During its teenage years, the human body permanently shuts down production of T cells--a crucial immune defender against infection--like a country shutting down an ammunition factory during a war. Although the T cells created in childhood continue to work, their numbers decline. Now researchers may have found a way to get an alternate T-cell assembly line cranked up in adulthood, says a report in tomorrow's issue of Nature.
Most people create enough T cells during childhood to last a lifetime. But HIV and cancer radiation treatments can reduce the size of the body's precious T-cell inventory, crippling the immune system. "If you can boost the number of T cells, you can extend these people's lives," says Christopher Clegg, an immunologist at Bristol-Myers Squibb Pharmaceuticals in Seattle.
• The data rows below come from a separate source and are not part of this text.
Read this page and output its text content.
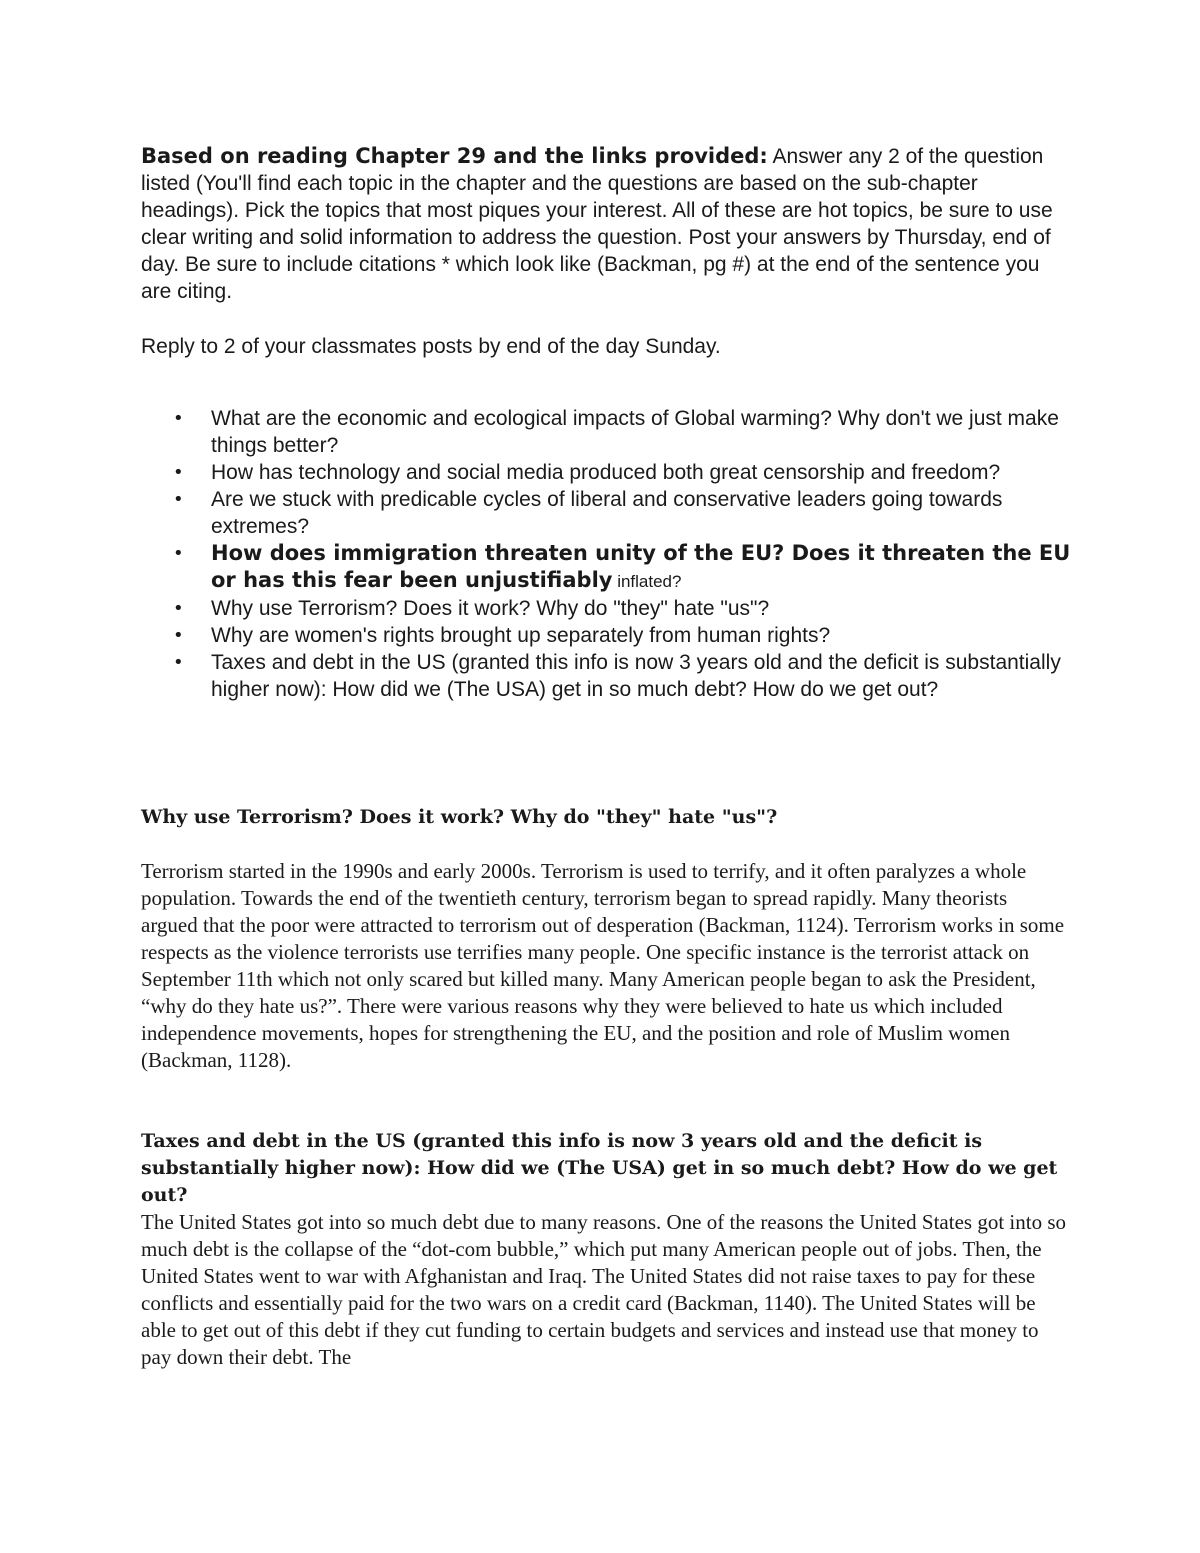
Based on reading Chapter 29 and the links provided: Answer any 2 of the question listed (You'll find each topic in the chapter and the questions are based on the sub-chapter headings). Pick the topics that most piques your interest. All of these are hot topics, be sure to use clear writing and solid information to address the question. Post your answers by Thursday, end of day. Be sure to include citations * which look like (Backman, pg #) at the end of the sentence you are citing.

Reply to 2 of your classmates posts by end of the day Sunday.

• What are the economic and ecological impacts of Global warming? Why don't we just make things better?
• How has technology and social media produced both great censorship and freedom?
• Are we stuck with predicable cycles of liberal and conservative leaders going towards extremes?
• How does immigration threaten unity of the EU? Does it threaten the EU or has this fear been unjustifiably inflated?
• Why use Terrorism? Does it work? Why do "they" hate "us"?
• Why are women's rights brought up separately from human rights?
• Taxes and debt in the US (granted this info is now 3 years old and the deficit is substantially higher now): How did we (The USA) get in so much debt? How do we get out?
Why use Terrorism? Does it work? Why do "they" hate "us"?

Terrorism started in the 1990s and early 2000s. Terrorism is used to terrify, and it often paralyzes a whole population. Towards the end of the twentieth century, terrorism began to spread rapidly. Many theorists argued that the poor were attracted to terrorism out of desperation (Backman, 1124). Terrorism works in some respects as the violence terrorists use terrifies many people. One specific instance is the terrorist attack on September 11th which not only scared but killed many. Many American people began to ask the President, “why do they hate us?”. There were various reasons why they were believed to hate us which included independence movements, hopes for strengthening the EU, and the position and role of Muslim women (Backman, 1128).

Taxes and debt in the US (granted this info is now 3 years old and the deficit is substantially higher now): How did we (The USA) get in so much debt? How do we get out?

The United States got into so much debt due to many reasons. One of the reasons the United States got into so much debt is the collapse of the “dot-com bubble,” which put many American people out of jobs. Then, the United States went to war with Afghanistan and Iraq. The United States did not raise taxes to pay for these conflicts and essentially paid for the two wars on a credit card (Backman, 1140). The United States will be able to get out of this debt if they cut funding to certain budgets and services and instead use that money to pay down their debt. The
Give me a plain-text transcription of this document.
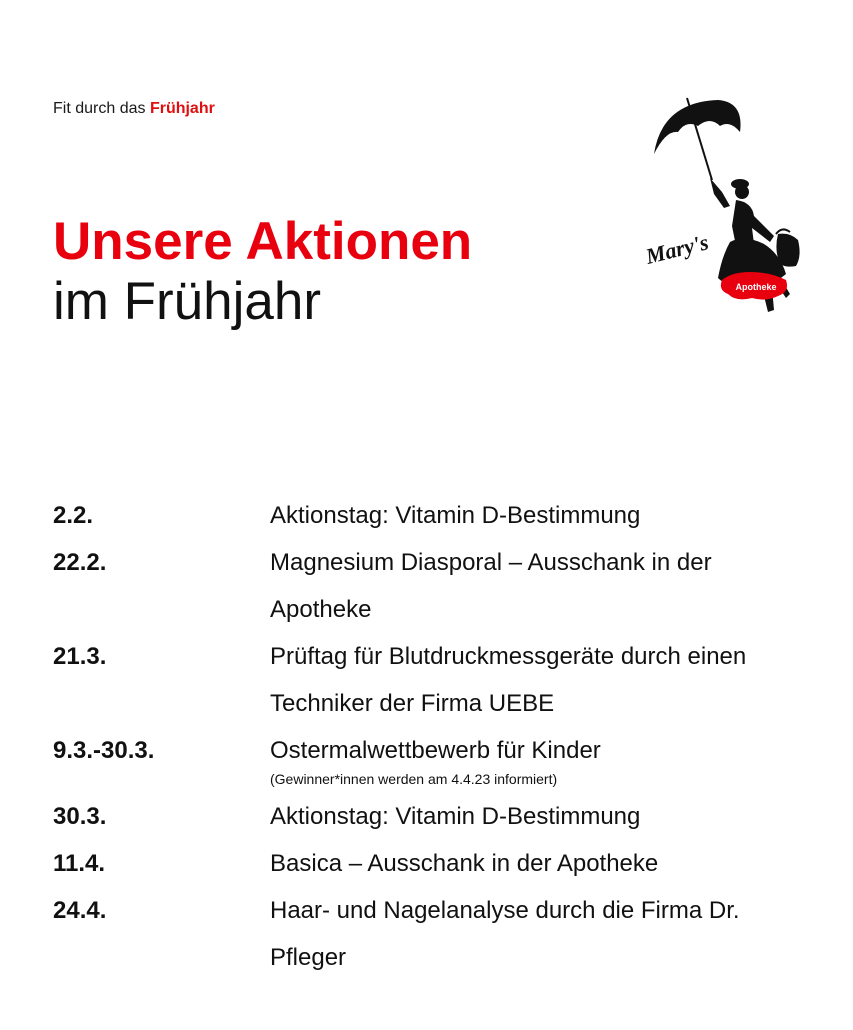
Fit durch das Frühjahr
Unsere Aktionen
im Frühjahr	Apotheke
Mary's
2.2.	Aktionstag: Vitamin D-Bestimmung
22.2.	Magnesium Diasporal – Ausschank in der Apotheke
21.3.	Prüftag für Blutdruckmessgeräte durch einen Techniker der Firma UEBE
9.3.-30.3.	Ostermalwettbewerb für Kinder
(Gewinner*innen werden am 4.4.23 informiert)
30.3.	Aktionstag: Vitamin D-Bestimmung
11.4.	Basica – Ausschank in der Apotheke
24.4.	Haar- und Nagelanalyse durch die Firma Dr. Pfleger
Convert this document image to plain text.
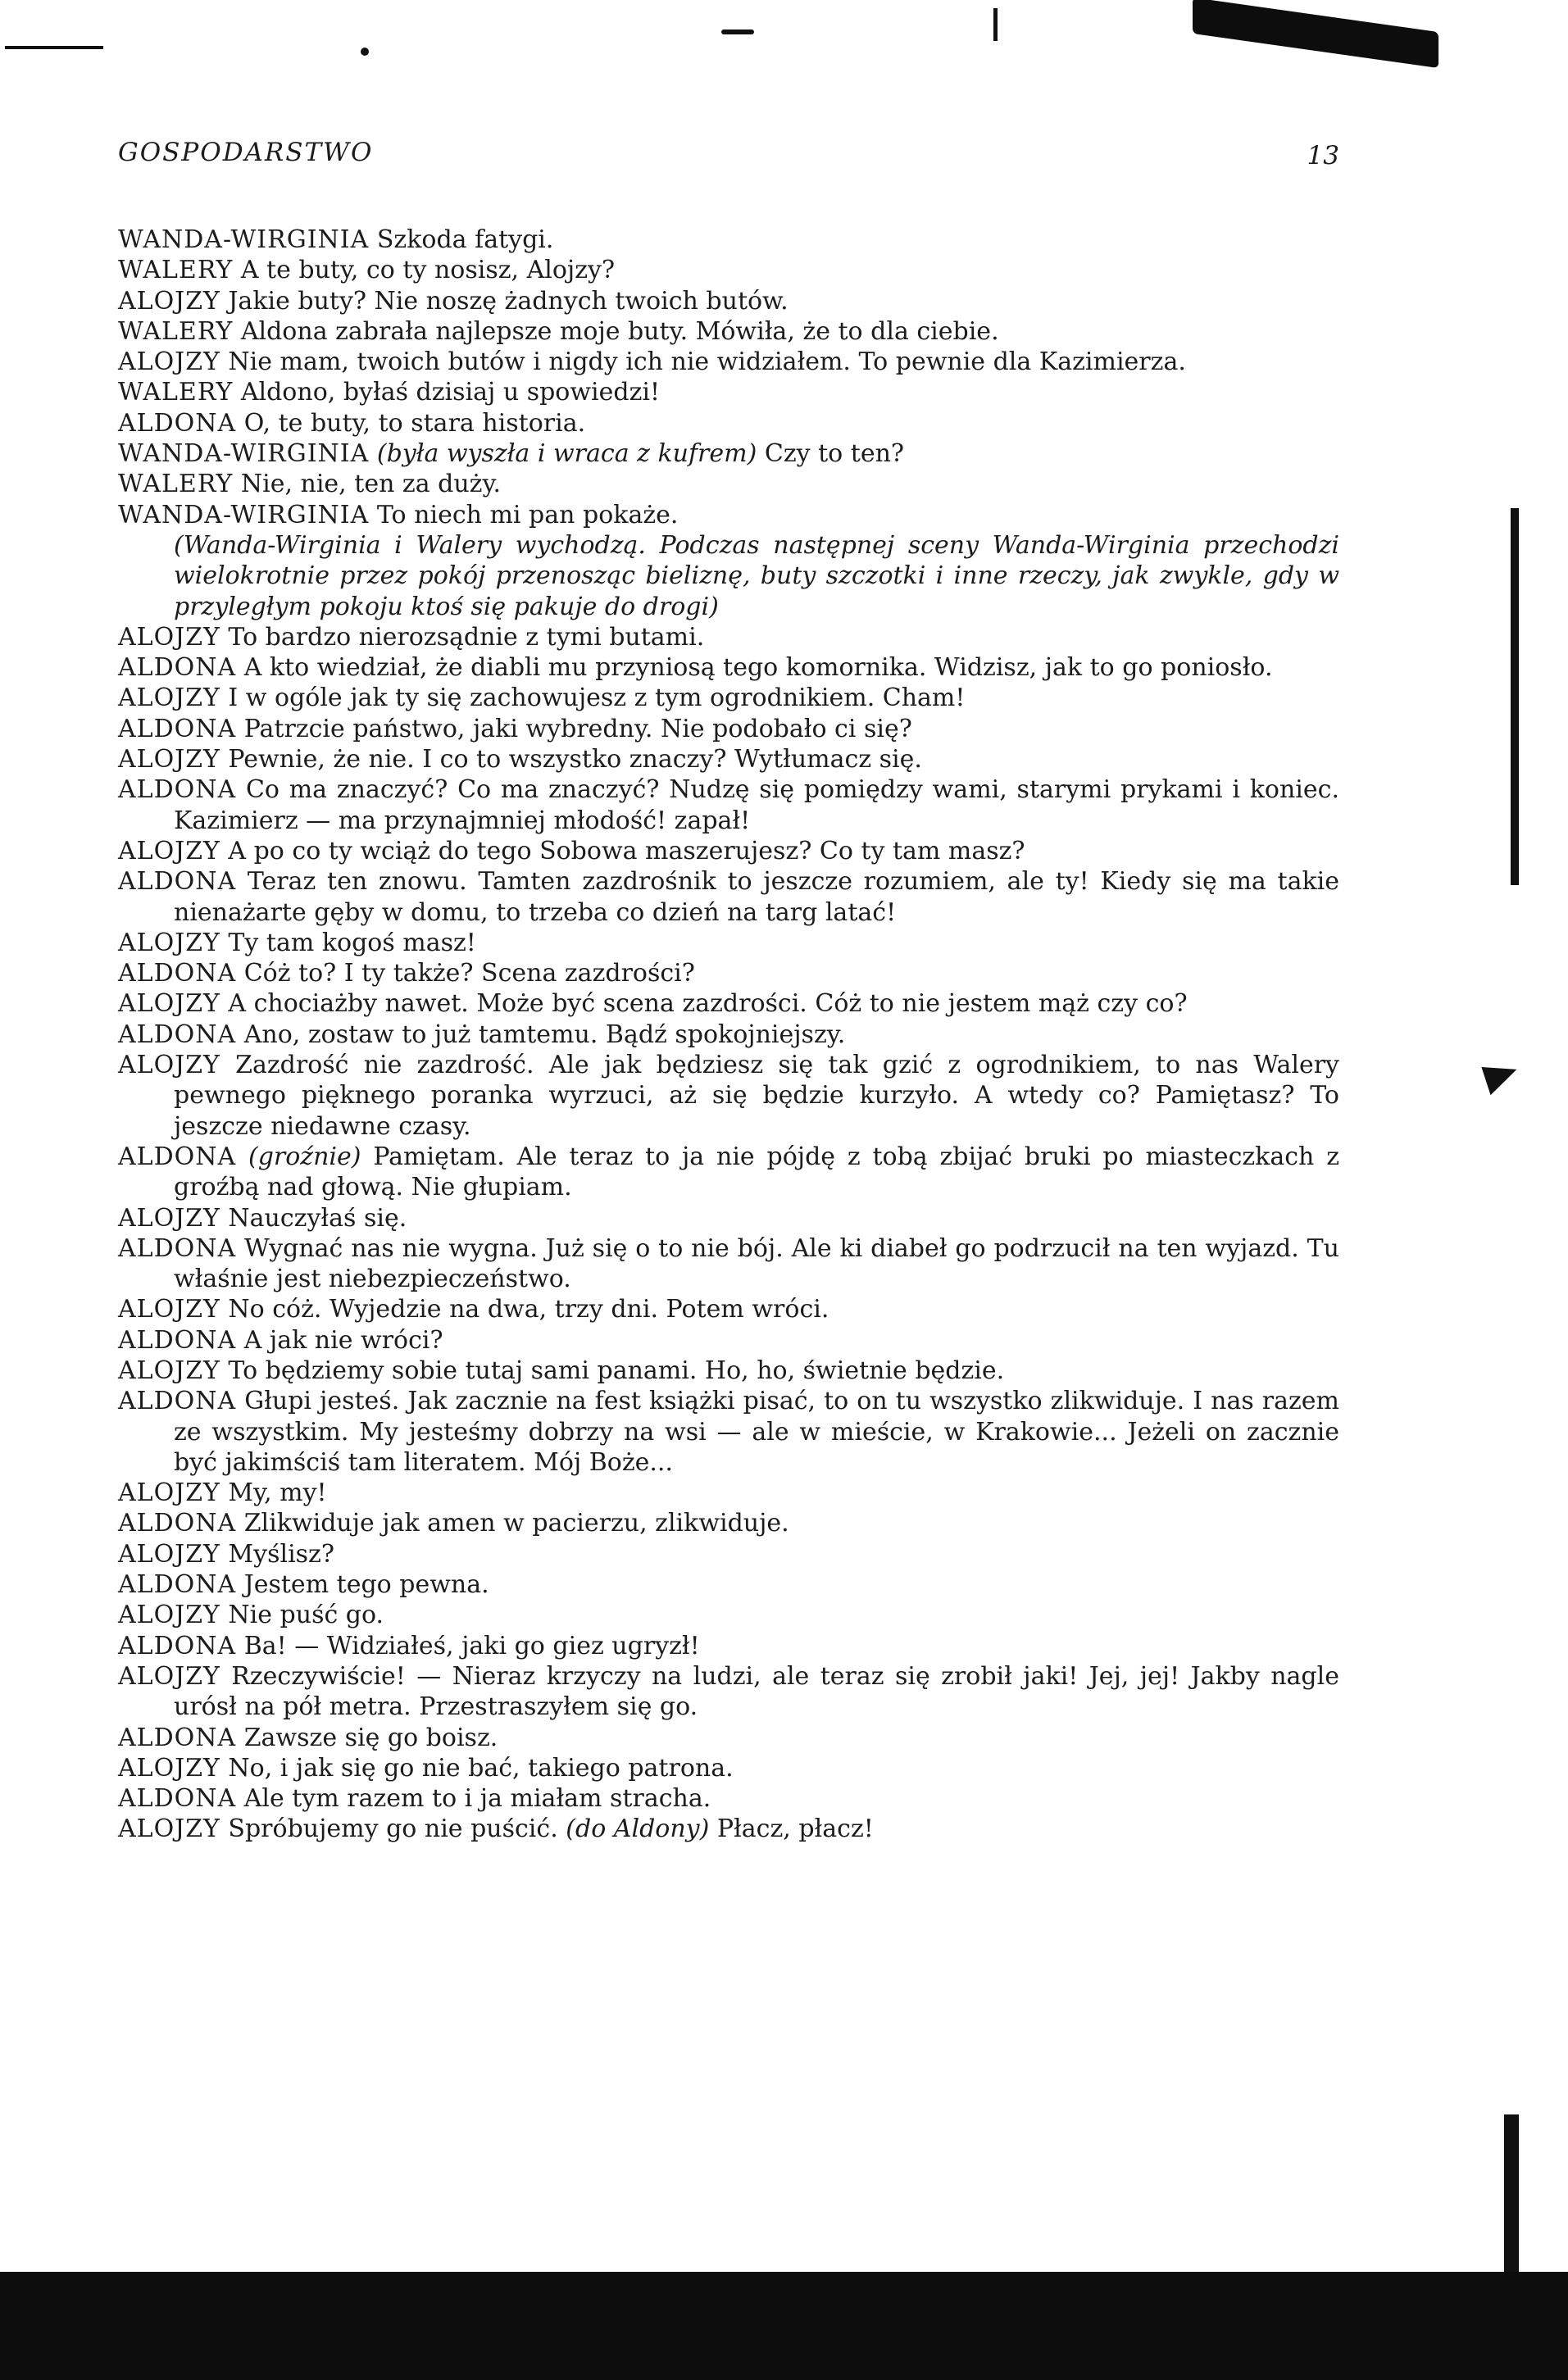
GOSPODARSTWO	13
WANDA-WIRGINIA Szkoda fatygi.
WALERY A te buty, co ty nosisz, Alojzy?
ALOJZY Jakie buty? Nie noszę żadnych twoich butów.
WALERY Aldona zabrała najlepsze moje buty. Mówiła, że to dla ciebie.
ALOJZY Nie mam, twoich butów i nigdy ich nie widziałem. To pewnie dla Kazimierza.
WALERY Aldono, byłaś dzisiaj u spowiedzi!
ALDONA O, te buty, to stara historia.
WANDA-WIRGINIA (była wyszła i wraca z kufrem) Czy to ten?
WALERY Nie, nie, ten za duży.
WANDA-WIRGINIA To niech mi pan pokaże.
(Wanda-Wirginia i Walery wychodzą. Podczas następnej sceny Wanda-Wirginia przechodzi wielokrotnie przez pokój przenosząc bieliznę, buty szczotki i inne rzeczy, jak zwykle, gdy w przyległym pokoju ktoś się pakuje do drogi)
ALOJZY To bardzo nierozsądnie z tymi butami.
ALDONA A kto wiedział, że diabli mu przyniosą tego komornika. Widzisz, jak to go poniosło.
ALOJZY I w ogóle jak ty się zachowujesz z tym ogrodnikiem. Cham!
ALDONA Patrzcie państwo, jaki wybredny. Nie podobało ci się?
ALOJZY Pewnie, że nie. I co to wszystko znaczy? Wytłumacz się.
ALDONA Co ma znaczyć? Co ma znaczyć? Nudzę się pomiędzy wami, starymi prykami i koniec. Kazimierz — ma przynajmniej młodość! zapał!
ALOJZY A po co ty wciąż do tego Sobowa maszerujesz? Co ty tam masz?
ALDONA Teraz ten znowu. Tamten zazdrośnik to jeszcze rozumiem, ale ty! Kiedy się ma takie nienażarte gęby w domu, to trzeba co dzień na targ latać!
ALOJZY Ty tam kogoś masz!
ALDONA Cóż to? I ty także? Scena zazdrości?
ALOJZY A chociażby nawet. Może być scena zazdrości. Cóż to nie jestem mąż czy co?
ALDONA Ano, zostaw to już tamtemu. Bądź spokojniejszy.
ALOJZY Zazdrość nie zazdrość. Ale jak będziesz się tak gzić z ogrodnikiem, to nas Walery pewnego pięknego poranka wyrzuci, aż się będzie kurzyło. A wtedy co? Pamiętasz? To jeszcze niedawne czasy.
ALDONA (groźnie) Pamiętam. Ale teraz to ja nie pójdę z tobą zbijać bruki po miasteczkach z groźbą nad głową. Nie głupiam.
ALOJZY Nauczyłaś się.
ALDONA Wygnać nas nie wygna. Już się o to nie bój. Ale ki diabeł go podrzucił na ten wyjazd. Tu właśnie jest niebezpieczeństwo.
ALOJZY No cóż. Wyjedzie na dwa, trzy dni. Potem wróci.
ALDONA A jak nie wróci?
ALOJZY To będziemy sobie tutaj sami panami. Ho, ho, świetnie będzie.
ALDONA Głupi jesteś. Jak zacznie na fest książki pisać, to on tu wszystko zlikwiduje. I nas razem ze wszystkim. My jesteśmy dobrzy na wsi — ale w mieście, w Krakowie... Jeżeli on zacznie być jakimściś tam literatem. Mój Boże...
ALOJZY My, my!
ALDONA Zlikwiduje jak amen w pacierzu, zlikwiduje.
ALOJZY Myślisz?
ALDONA Jestem tego pewna.
ALOJZY Nie puść go.
ALDONA Ba! — Widziałeś, jaki go giez ugryzł!
ALOJZY Rzeczywiście! — Nieraz krzyczy na ludzi, ale teraz się zrobił jaki! Jej, jej! Jakby nagle urósł na pół metra. Przestraszyłem się go.
ALDONA Zawsze się go boisz.
ALOJZY No, i jak się go nie bać, takiego patrona.
ALDONA Ale tym razem to i ja miałam stracha.
ALOJZY Spróbujemy go nie puścić. (do Aldony) Płacz, płacz!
Clegg's team may have stumbled upon a way to do just that. In one experiment, they introduced into normal mice a cow gene that codes for oncostatin M, a protein involved in T-cell production. To their surprise, several weeks later they found that the mouse lymph nodes--which normally only store mature T cells--held what appeared to be immature T cells usually seen only in the thymus. The researchers also showed that these lymph-node cells matured into T cells that successfully fended off tumors implanted in the mice.
Experts are greeting the report with cautious enthusiasm. The data showing production of immature T cells are "very convincing," says Jonathan Sprent, an immunologist at Scripps Research Institution in La Jolla, California. But, he says, "the evidence that they differentiate into mature T cells is not as clear."